Bu makale ilk kez 26 Ekim 2020 tarihinde Kathimerini Gazetesi’nde yayımlanmıştır.
Yazar: Andreas Parashos – Kıbrıs Radyo Yayın Kurumu – Hazırlayan: Vula Harana
2000 yılının başında, yeni milenyum vesilesiyle, British Airways geleceğe yönelik önemli bir rota değişimi yapmaya çalıştı ve Londra’ya Kıbrıs medyasını yetkililerini de davet etti. İngiltere başkentinin en önemli turistik yerlerine götürüldük. Bunların arasında ve 100 mil karelik bir çöplükten bir parka dönüştürülen ve 10 metrekarelik bir alanda inşa edilen British Airways’in karargahı da vardı. Doğanın bir uzantısı gibi uzanan büyüleyici bir yapı gördük.
Yağmur suyunu, güneşi, rüzgarı ve geri dönüşümü kullanan, kıtalarının sayısı kadar olan beş bina. Binalarda ofis yoktu, ancak her çalışanın ve misafirin internete hızla bağlandığı iç sokaklar, banklar ve masalar vardı. Yeni çağ hakkında gördüğümüz ve duyduğumuz her şey, otuzlu yaşlarda olan gençlerin ağzından dökülüyordu. Bu da çok etkileyiciydi. Halkla ilişkiler müdürü 33 yaşında İskandinavyalı genç ve güzel bir hanımdı ve bize BA’teki bu büyük değişikliklerin sorumlusunun Yönetim Kurulu’nun olduğunu söyledi. Muhafazakâr ve büyük ölçüde yaşlı bir kurum, ancak Şirket’in köklü bir değişikliğe ihtiyacı olduğu kararını vermişti.
Yönetim Kurulu günlerce süren tartışmalardan sonra, değişimin taşıyıcısı olamayacağı sonucuna varmıştı, çünkü bunu tasavvur edemiyordu. Onlar, altmışlı ve yetmişli yaşlarında, bilgelikleriyle, önümüzdeki 50 yıl içinde dünyanın nasıl bir yer olacağını göremeyeceklerine karar vermişlerdi. Çünkü o dünyada onlar artık olmayacaktı. Böylece, Avrupa’nın en iyi 12 genç profesyonelini aramaya çıktılar, onlara BA’in anahtarlarını verdiler ve derin koltuklarına çekilerek çay içip briç oynamaya başladılar. 12 genç insan oturup kendilerinin ve çocuklarının gelecek yüzyılda dünyanın ve dolayısıyla Şirketin nasıl olmasını isteyeceklerini hayal ettiler. Vizyonu tasarladılar ve şirketin bilge büyükbabaları tarafından kendilerine verilen bu nadir fırsattan yararlanarak onun için çalıştılar.

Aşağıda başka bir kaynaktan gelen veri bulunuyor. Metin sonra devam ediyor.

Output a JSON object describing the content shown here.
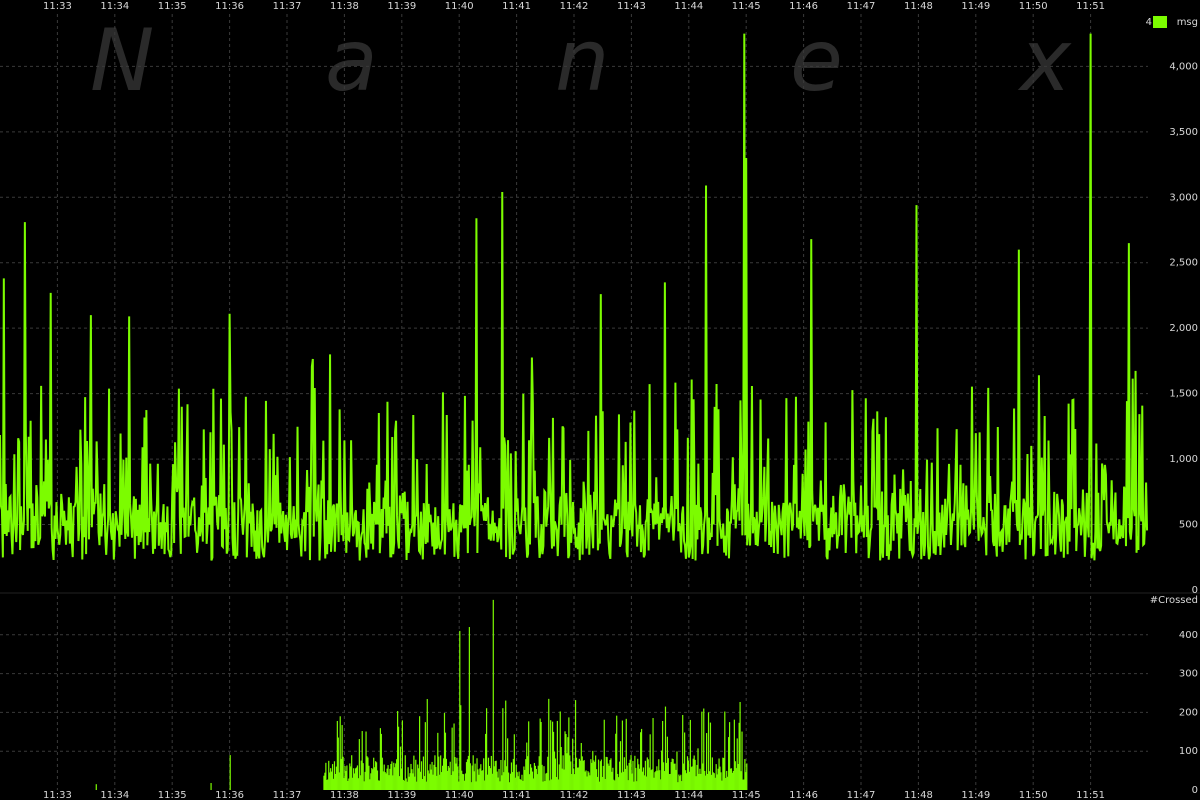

Aşkın ve düşlerin Kıbrıs’ında asla böylesi bir vizyona yer yok çünkü kâbuslarımız bizi rahat bırakmıyor. Kültür Bakanı Prodromos Prodromu’nun Kültür Müsteşarlığı ve Kültür Politikasının belirlenmesi için 16 üyeli Danışma Komitesinin oluşturulması sırasındaki açıklamalarına bir bakın. On beş erkek ve bir kadın ismi ilan etti. Çıngar koptu ve Prodromu listeye 9 kadın almak zorunda kaldı. Bu hükümet bir komedi oyununa benziyor. İyi seyirler! Soru, Kültür Komitesi’ne kaç kadın yerleştireceğiniz değil, kültür vizyonunuz olup olmadığıdır.
Öyle bir Hükümet ki, Avrupa Komisyonu Altın Pasaport Yatırım Programı için suratına tükürürken ve ona 10 sayfalık bir iddianame gönderirken, Cumhurbaşkanı televizyona çıkıp, “Masum ve lekesiz” olduğunu ilan edebiliyor. Mümkün müdür böyle bir şey? Birilerinin Kıbrıs’ı kasten suçladığını ve Hükümetin lideri olması sebebiyle kendisini de suçlu gösterdiğini söyleyabiliyor.
Bunlar, Avrupa Komisyonunun ülkemize altın pasaportlar için ihlal sürecini başlattığı gün söylendi. Ve o sıralarda Adaletten Sorumlu Komisyon Üyesi Didier Raders Avrupa Parlamentosu’na şu açıklamayı yapıyordu: “Kıbrıs hükümeti yakın gelecekte mevcut programın sona erdiğini duyururken, yeni bir programın tanıtımı daha şimdiden yapılıyor “. Neler oluyor yahu? AB’nin yeraltı dünyası mıyız?